MR HANSON: Chief Minister, have your actions intimidated people so that they have been reluctant to give you advice that you simply do not want to hear?

MR BARR: The government continues to engage very strongly with the community. We have just launched a new platform for community engagement called Your Say. This gives significant new capability to the ACT government to engage with the community. I have been delighted to see the level of engagement on a variety of different community issues. What is particularly pleasing is the broad range of people who are participating in community engagement activities.

I think it is important that in the future we move away from time-based consultation processes and set new benchmarks in terms of the number of people engaged. A good example of this in recent times relates to the city to the lake project where during 2013 we sought the views of 15,000 Canberrans. As I responded yesterday to a question from those opposite, 94 per cent of those 15,000 people who participated in that consultation were supportive of the direction that the government had outlined. We will continue to engage in those large-scale consultations. In the future consultations will be based on the number of people we reach to ensure that those people are demographically representative of the Canberra community.

But it is important to note that the median age of the population in our city is 34 and the single largest demographic is young people between 20 and 29. It is important that their voices are heard as well as those who fall outside that demographic. A real focus in the future on community consultation has to have a demographically representative sample of Canberrans consulted on the major issues that affect the future of this city, and that will be a focus for the government in the months and years ahead.

MADAM SPEAKER: A supplementary question, Mr Coe.

MR COE: Chief Minister, how has your overwhelming centralisation of power and decision-making impacted the deteriorating integrity in your administration?

MR BARR: The government was pleased to commission in 2011 the Allan Hawke review of governance of the territory. That particular review made a series of recommendations that the government has established—one ACT public service. I remind Mr Coe that if he looks at the paper and looks at option A, it was for a combined central agency, Chief Minister, Treasury and Economic Development.

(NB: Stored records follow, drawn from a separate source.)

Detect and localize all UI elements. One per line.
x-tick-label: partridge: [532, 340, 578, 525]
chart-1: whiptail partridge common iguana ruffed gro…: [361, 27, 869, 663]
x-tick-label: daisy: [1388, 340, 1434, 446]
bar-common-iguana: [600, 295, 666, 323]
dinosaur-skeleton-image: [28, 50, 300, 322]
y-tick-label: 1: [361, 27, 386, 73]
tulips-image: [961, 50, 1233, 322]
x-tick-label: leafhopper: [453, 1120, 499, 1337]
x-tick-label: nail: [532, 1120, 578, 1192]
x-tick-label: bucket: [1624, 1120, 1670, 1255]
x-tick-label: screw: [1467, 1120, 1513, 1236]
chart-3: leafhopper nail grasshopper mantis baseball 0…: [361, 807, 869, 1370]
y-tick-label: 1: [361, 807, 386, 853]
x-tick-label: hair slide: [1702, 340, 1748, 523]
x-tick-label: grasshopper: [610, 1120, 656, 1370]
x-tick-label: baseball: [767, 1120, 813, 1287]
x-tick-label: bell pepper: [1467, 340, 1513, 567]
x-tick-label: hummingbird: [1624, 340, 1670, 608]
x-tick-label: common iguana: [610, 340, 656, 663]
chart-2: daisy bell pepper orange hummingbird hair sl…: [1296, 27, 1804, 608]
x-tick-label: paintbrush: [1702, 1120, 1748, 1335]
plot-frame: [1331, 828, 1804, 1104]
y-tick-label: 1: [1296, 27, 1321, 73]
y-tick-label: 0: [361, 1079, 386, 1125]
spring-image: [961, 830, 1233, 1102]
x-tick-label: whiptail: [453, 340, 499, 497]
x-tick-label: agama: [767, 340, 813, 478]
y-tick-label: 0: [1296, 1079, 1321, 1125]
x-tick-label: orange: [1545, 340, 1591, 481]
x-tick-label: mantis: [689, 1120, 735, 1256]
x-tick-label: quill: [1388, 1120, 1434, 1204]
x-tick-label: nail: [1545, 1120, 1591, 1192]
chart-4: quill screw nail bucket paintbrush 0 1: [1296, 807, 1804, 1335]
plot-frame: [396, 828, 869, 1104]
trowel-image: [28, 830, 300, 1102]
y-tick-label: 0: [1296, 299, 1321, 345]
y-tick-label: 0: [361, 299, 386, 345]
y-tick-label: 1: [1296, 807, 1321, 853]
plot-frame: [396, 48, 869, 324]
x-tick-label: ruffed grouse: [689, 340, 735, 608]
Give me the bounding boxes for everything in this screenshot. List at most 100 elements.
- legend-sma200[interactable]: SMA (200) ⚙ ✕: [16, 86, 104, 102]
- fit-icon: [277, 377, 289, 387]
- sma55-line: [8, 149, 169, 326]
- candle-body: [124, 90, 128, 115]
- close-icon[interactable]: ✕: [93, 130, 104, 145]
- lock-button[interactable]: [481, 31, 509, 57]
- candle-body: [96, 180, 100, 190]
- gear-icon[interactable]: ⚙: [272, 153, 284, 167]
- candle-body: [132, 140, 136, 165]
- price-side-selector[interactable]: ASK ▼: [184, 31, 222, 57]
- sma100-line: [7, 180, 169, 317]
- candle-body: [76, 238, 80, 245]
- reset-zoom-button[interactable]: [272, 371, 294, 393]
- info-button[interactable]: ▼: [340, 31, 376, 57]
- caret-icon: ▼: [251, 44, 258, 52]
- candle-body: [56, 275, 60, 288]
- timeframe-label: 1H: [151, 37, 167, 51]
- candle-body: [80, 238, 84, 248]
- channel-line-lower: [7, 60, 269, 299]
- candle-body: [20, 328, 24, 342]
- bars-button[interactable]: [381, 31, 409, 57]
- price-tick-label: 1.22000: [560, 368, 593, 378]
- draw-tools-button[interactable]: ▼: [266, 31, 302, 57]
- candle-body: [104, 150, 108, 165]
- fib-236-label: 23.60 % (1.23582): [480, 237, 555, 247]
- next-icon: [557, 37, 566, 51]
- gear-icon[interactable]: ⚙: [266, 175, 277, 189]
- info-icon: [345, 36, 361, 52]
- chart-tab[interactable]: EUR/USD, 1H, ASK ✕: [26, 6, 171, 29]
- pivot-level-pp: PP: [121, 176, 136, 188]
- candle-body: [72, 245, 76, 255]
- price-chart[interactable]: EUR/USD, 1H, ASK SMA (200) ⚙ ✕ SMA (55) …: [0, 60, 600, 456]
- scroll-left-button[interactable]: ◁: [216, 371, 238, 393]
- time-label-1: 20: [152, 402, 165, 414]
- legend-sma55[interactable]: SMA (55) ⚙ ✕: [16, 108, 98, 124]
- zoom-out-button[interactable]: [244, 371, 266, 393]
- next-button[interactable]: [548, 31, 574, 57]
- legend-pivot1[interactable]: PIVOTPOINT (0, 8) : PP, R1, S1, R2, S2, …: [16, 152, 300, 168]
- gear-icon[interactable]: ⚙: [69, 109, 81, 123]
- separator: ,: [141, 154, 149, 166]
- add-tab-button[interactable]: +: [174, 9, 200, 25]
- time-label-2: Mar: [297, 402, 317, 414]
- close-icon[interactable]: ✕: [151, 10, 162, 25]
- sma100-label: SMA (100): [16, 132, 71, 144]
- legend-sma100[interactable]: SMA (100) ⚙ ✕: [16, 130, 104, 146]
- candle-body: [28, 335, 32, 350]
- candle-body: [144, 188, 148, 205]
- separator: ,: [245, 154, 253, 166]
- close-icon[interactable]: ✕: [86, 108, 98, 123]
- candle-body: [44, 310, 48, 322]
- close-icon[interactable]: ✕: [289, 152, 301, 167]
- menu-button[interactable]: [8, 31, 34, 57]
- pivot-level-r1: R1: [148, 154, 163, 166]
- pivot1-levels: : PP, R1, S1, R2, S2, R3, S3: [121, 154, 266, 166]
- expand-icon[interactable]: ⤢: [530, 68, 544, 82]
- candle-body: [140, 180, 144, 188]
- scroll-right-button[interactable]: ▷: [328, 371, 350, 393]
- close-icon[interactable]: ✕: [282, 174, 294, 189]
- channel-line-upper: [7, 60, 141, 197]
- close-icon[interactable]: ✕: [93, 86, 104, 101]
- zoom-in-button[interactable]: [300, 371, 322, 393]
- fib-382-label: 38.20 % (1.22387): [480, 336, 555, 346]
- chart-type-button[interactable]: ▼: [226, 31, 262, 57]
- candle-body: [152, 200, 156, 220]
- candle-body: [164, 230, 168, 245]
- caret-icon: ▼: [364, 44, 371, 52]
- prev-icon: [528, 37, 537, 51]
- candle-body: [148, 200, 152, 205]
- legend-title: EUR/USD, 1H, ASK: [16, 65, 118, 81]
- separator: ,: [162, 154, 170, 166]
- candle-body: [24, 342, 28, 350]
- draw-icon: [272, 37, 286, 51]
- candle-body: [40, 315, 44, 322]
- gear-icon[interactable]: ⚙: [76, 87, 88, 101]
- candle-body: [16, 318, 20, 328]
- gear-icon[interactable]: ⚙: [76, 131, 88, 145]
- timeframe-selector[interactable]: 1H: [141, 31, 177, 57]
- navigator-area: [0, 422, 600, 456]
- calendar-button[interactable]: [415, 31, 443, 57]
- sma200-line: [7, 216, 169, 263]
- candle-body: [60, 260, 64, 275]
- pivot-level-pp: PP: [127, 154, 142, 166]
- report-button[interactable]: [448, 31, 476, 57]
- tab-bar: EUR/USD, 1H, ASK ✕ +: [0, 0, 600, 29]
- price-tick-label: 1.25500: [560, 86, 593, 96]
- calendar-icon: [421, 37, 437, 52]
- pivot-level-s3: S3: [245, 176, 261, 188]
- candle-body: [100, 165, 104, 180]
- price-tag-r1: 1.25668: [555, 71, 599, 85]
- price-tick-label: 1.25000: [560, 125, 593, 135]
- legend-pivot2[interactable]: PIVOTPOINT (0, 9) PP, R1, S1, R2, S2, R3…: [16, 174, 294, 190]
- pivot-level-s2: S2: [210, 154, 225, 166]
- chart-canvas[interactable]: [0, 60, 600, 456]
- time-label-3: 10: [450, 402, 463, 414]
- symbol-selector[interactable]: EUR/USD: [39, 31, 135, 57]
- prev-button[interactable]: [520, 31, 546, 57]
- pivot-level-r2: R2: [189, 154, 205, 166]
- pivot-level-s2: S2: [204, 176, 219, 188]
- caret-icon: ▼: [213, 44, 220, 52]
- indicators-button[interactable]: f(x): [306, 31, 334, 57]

Option A of the Hawke review has been adopted by my government. It reflects the recommendations of a considered review undertaken five years ago and has been progressively implemented by the government since 2011. Dr Hawke made that recommendation to establish a directorate of Chief Minister, Treasury and Economic Development and we have undertaken our government’s structures in accordance with the principles outlined in that review, which was commissioned in 2011, and the recommendations of the review.